More than 600 patients have helped to identify the barriers to accessing care by answering questions about what it’s like to attend hospital appointments – from the good to the bad.
The model is focused on:
- improving early diagnosis
- strengthening end-of-life care
- increasing community-based outpatient appointments
- improving coordination between services
- expanding advice and guidance between clinicians.
The aim is to reduce unnecessary travel while making care feel more connected and accessible for patients.
So, what are we learning?
The pioneer site has highlighted that different communities need different approaches, so flexibility is important, while local organisations, support groups and community networks all have a vital role to play in helping people stay well and independent.

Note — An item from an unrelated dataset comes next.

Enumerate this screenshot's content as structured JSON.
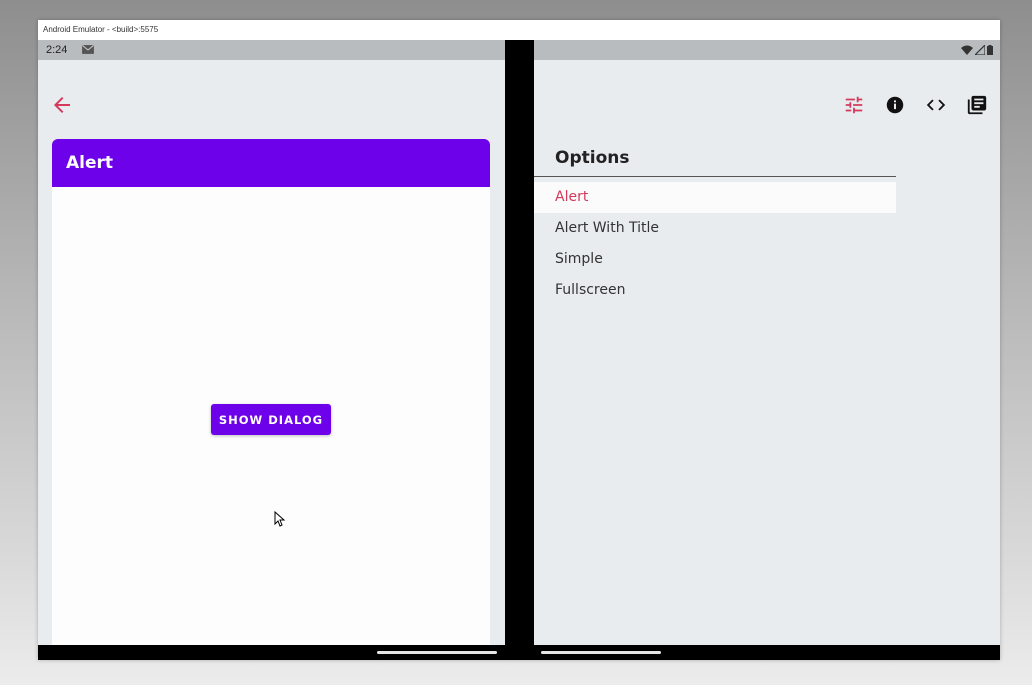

Key learning also shows that involving teams in designing services helps drive new ideas and stronger engagement. We are also seeing how important strong relationships and shared responsibility are in making neighbourhood working successful.
Sarah Phillips, Chief Medical Officer for Neighbourhoods, said: “Neighbourhood health teams are about putting clinical decision making closer to people’s homes. By bringing professionals together around patients with the most complex needs, we can intervene earlier, prevent deterioration and offer care that feels more personal, coordinated and humane.”